Si è tenuto in questi giorni il secondo appuntamento della rassegna Libri Liberi che dal 6 marzo al 21 dicembre porta i classici della letteratura ai detenuti di varie carceri. Nel secondo appuntamento, l'iniziativa culturale itinerante ha fatto tappa nel carcere di Secondigliano, dove è stato letto Cent'anni di solitudine di Gabriel Garcìa Màrquez. Un classico della letteratura il cui messaggio è molto adatto a chi è privo della libertà e ha bisogno di ricominciare anche e soprattutto quando questo sembra difficile o impossibile.

La rassegna Libri Liberi

Promossa dalla Fondazione De Sanctis con il patrocinio del ministero della Giustizia - dipartimento dell'amministrazione penitenziaria e dipartimento per la giustizia minorile e di comunità - e in collaborazione con il Centro per il libro e la lettura del ministero della Cultura, si è tenuto in questi giorni il secondo appuntamento della rassegna Libri Liberi per poter consentire ai detenuti nelle carceri di conoscere i classici della letteratura che contengono messaggi molto importanti dal valore universale. All'iniziativa prendono parte un attore o un'attrice insieme a uno scrittore o una scrittrice che presentano ai carcerati i capolavori della letteratura che sono diventati dei classici perché contengono valori e insegnamenti intramontabili.

Per il secondo appuntamento, svoltosi nel carcere di Secondigliano, sono intervenuti lo scrittore Maurizio de Giovanni e l'attore Fabrizio Bentivoglio che hanno letto alcuni passi delle prime pagine del libro del premio Nobel Gabriel Garcìa Màrquez Cent'anni di solitudine.

"La lettura di un classico come Cent'anni di solitudine può essere un momento creativo, anche in carcere": lo ha detto uno dei detenuti del carcere di Secondigliano coinvolti nella rassegna Libri Liberi.

"Ma leggere è un lavoro, se stiamo leggendo non possiamo pensare ai fatti nostri", ha commentato de Giovanni.

Dopo la tappa di Secondigliano, la rassegna continuerà il 27 marzo nel carcere Opera di Milano e toccherà successivamente varie carceri italiane fino al 21 dicembre, con l'ultima tappa nell'istituto minorile di Nisida dove Antonio Franchini e Marianna Fontana racconteranno e leggeranno ai ragazzi L'amico ritrovato di Fred Uhlman.

Il messaggio di Cent'anni di solitudine

Sicuramente i testi da leggere nelle carceri sono accuratamente selezionati in modo che il messaggio sia attinente alla situazione vissuta dai detenuti che sono privi della libertà.
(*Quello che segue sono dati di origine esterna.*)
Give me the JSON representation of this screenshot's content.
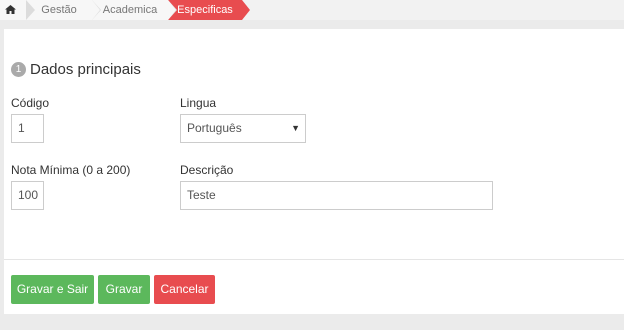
{
  "breadcrumb": {
    "home_icon": "home-icon",
    "items": [
      {
        "label": "Gestão",
        "active": false
      },
      {
        "label": "Academica",
        "active": false
      },
      {
        "label": "Especificas",
        "active": true
      }
    ]
  },
  "section": {
    "step": "1",
    "title": "Dados principais"
  },
  "form": {
    "codigo": {
      "label": "Código",
      "value": "1"
    },
    "lingua": {
      "label": "Lingua",
      "value": "Português"
    },
    "nota": {
      "label": "Nota Mínima (0 a 200)",
      "value": "100"
    },
    "descricao": {
      "label": "Descrição",
      "value": "Teste"
    }
  },
  "buttons": {
    "save_exit": "Gravar e Sair",
    "save": "Gravar",
    "cancel": "Cancelar"
  },
  "colors": {
    "active_crumb": "#e84c4f",
    "success": "#5cb85c",
    "danger": "#e84c4f"
  }
}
Il libro Cent'anni di solitudine ha come obiettivo quello di far sentire molto nitidamente al lettore il fatto che il mondo e la storia familiare proposti dal capolavoro di Màrquez si sviluppa in un tempo circolare che si ripete sempre ed è colmo di possibilità per ricominciare. L’intera famiglia si fa emblema e rappresentazione di un messaggio molto eloquente, di un modo di vivere senza restare indifferenti, continuando a lottare per cambiare tutte le cose che non vanno bene.

La solitudine di cui si parla nel libro è soprattutto una condizione mentale che i discendenti di Jose ereditano e, al tempo stesso, si tramandano di generazione in generazione. È una specie di introversione psicologica. Per lo stesso Marquez la solitudine corrisponde all’incapacità di amare e offrire solidarietà ad altri.

Un'iniziativa davvero encomiabile che consente a chi vive una situazione che potrebbe essere avvertita come senza uscita, di poter cominciare già da essa a capire come vivere meglio in un presente difficile, comprendendo che c'è sempre la possibilità di migliorare e cambiare tutto. Non è mai troppo tardi per farlo e si ha sempre un modo per poter scegliere, anche se a volte potrebbe sembrare che non sia così.